1. Field of the Invention
This invention relates to a laser source and more particularly to a modulated laser source suitable for optical storage applications.
2. Prior Art
Laser sources have long been regarded as the primary light sources for optical storage applications. For such applications the laser source should be compact, reliable, low cost and have sufficient power for high data rate recording and reading of data on an optical storage medium. In addition, a short wavelength source is needed to achieve the highest possible storage density.
To date, short wavelength laser sources that have sufficient power to produce the required high data rates have neither had a modulation rate sufficiently high for the optical storage application nor control by voltages approaching the logic level voltages which are preferred for an optical storage system.
One potential means of producing short wavelength laser radiation is to use nonlinear optical processes such as frequency doubling to generate higher harmonics of existing practical laser sources.
U.S. Pat. No. 4,510,402 to Summers et al discloses a harmonic generator comprising a pair of uniaxial birefringent KDP crystal elements. The crystal elements are fixed in a position in a series arrangement which provides either a linearly or elliptically polarized second harmonic wave. The "e" directions of the crystal elements are oriented in quadrature.

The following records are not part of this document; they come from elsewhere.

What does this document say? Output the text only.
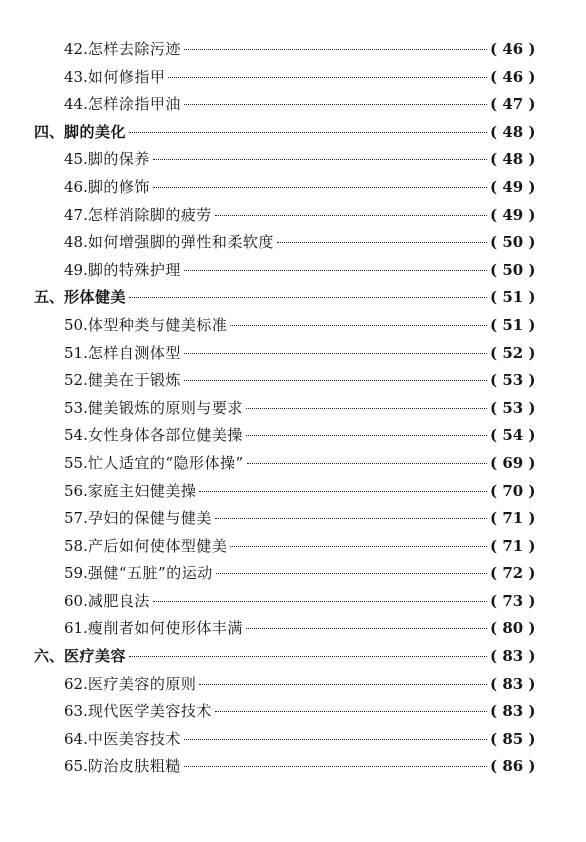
42. 怎样去除污迹	( 46 )
43. 如何修指甲	( 46 )
44. 怎样涂指甲油	( 47 )
四、 脚的美化	( 48 )
45. 脚的保养	( 48 )
46. 脚的修饰	( 49 )
47. 怎样消除脚的疲劳	( 49 )
48. 如何增强脚的弹性和柔软度	( 50 )
49. 脚的特殊护理	( 50 )
五、 形体健美	( 51 )
50. 体型种类与健美标准	( 51 )
51. 怎样自测体型	( 52 )
52. 健美在于锻炼	( 53 )
53. 健美锻炼的原则与要求	( 53 )
54. 女性身体各部位健美操	( 54 )
55. 忙人适宜的“隐形体操”	( 69 )
56. 家庭主妇健美操	( 70 )
57. 孕妇的保健与健美	( 71 )
58. 产后如何使体型健美	( 71 )
59. 强健“五脏”的运动	( 72 )
60. 减肥良法	( 73 )
61. 瘦削者如何使形体丰满	( 80 )
六、 医疗美容	( 83 )
62. 医疗美容的原则	( 83 )
63. 现代医学美容技术	( 83 )
64. 中医美容技术	( 85 )
65. 防治皮肤粗糙	( 86 )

The publication "Electro-Optic Harmonic Conversion Switch for Large-Aperture Multipass Laser Systems" by Henesian et al, Optics Letters, Vol. 9, No. 8, August, 1984 pp. 365-7 discusses a switched second harmonic generation system for high-power laser systems. This system utilizes a KDP crystal, and a voltage of 52KV is applied to electrodes arranged longitudinally on the crystal to produce the switching of the fundamental beam to the second harmonic beam.
U.S. Pat. No. 4,314,210 to Everett shows an optical system comprising an electro-optic modulator, KDP, which can be positioned within a laser cavity and energized with a periodically varying signal superimposed on a ramp voltage to produce both mode-locking and chirping of the laser output. The ramp voltage amplitude is several thousand volts.
Everett shows a crystal within a laser cavity but he does not suggest second harmonic generation. Both Summers and Henesian show second harmonic generation, but there is no suggestion that the crystal could be located within the laser cavity. All of the references require high control voltages which are not compatible with the high data rates required for optical storage applications, and, in addition, none of the references suggest that the crystal could be included as part of an electrical stripline circuit.